The "performance" keel model has a draft of 5.74 ft, the deep draft model has a draft of 5.74 ft but with an L-shaped keel. The shoal draft keel model has a draft of 4.76 ft.

The boat is fitted with a Japanese Yanmar 2GM20 diesel engine of 18 hp for docking and maneuvering. The fuel tank holds 12 u.s.gal and the fresh water tank has a capacity of 24 u.s.gal.

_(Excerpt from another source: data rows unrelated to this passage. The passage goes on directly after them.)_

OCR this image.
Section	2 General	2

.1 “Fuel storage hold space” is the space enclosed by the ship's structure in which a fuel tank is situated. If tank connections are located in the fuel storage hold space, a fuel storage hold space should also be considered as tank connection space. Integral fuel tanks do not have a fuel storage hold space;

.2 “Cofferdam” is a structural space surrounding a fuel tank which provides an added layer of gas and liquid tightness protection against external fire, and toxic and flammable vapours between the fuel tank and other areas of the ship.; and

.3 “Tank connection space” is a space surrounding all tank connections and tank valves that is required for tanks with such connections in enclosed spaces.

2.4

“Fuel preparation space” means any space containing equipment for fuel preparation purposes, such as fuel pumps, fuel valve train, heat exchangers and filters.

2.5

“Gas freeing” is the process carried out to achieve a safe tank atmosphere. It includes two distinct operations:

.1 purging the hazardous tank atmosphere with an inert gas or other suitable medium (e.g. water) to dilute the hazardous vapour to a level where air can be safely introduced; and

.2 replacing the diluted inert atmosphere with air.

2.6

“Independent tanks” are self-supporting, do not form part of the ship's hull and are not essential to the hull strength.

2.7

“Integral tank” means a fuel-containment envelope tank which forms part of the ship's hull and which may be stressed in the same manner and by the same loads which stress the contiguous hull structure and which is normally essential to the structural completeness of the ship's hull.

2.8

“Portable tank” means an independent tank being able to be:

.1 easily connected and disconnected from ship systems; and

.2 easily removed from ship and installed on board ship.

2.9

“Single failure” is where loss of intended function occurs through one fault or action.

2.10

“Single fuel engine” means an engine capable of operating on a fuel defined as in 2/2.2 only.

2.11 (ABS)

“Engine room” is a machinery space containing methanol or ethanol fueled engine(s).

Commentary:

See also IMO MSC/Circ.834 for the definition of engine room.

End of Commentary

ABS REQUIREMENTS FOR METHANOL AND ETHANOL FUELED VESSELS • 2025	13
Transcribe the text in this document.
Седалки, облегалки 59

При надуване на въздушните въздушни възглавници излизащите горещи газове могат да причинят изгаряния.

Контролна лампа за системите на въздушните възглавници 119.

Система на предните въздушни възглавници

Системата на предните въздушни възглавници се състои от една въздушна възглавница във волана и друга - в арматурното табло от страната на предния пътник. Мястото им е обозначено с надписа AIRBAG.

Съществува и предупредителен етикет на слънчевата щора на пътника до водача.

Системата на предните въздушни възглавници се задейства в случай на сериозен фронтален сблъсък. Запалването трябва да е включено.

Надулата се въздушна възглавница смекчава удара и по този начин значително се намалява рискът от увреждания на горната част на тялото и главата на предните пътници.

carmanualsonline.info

The design was built with two interior arrangements, designated "owners" and "team". The owners layout has sleeping accommodation for four people, with a double "V"-berth in the bow cabin, a U-shaped settee around a table in the main cabin and an aft cabin with a double berth on the port side. The galley is located on the port side admidships. The galley has a straight layout and is equipped with a two-burner stove, an ice box and a sink. A navigation station is aft the galley, on the port side. The head is located beside the companionway ladder on the starboard side. Cabin maximum headroom is 73 in.

The team cabin version has sleeping accommodation for six people, with a double "V"-berth in the bow cabin, two straight settees in the main cabin and an aft cabin with a double berth on the port side. The galley is located on the port side just forward of the companionway ladder. The galley is L-shaped and is equipped with a two-burner stove, an ice box and a sink. A navigation station is opposite the galley, on the starboard side. The head is located beside the companionway ladder on the starboard side. Cabin maximum headroom is 73 in.

For sailing downwind the design may be equipped with a symmetrical spinnaker of 632 sqft.

The design has a hull speed of 6.74 kn.

==Operational history==
The boat was at one time supported by a class club that organized racing events, the Sun Fast Association.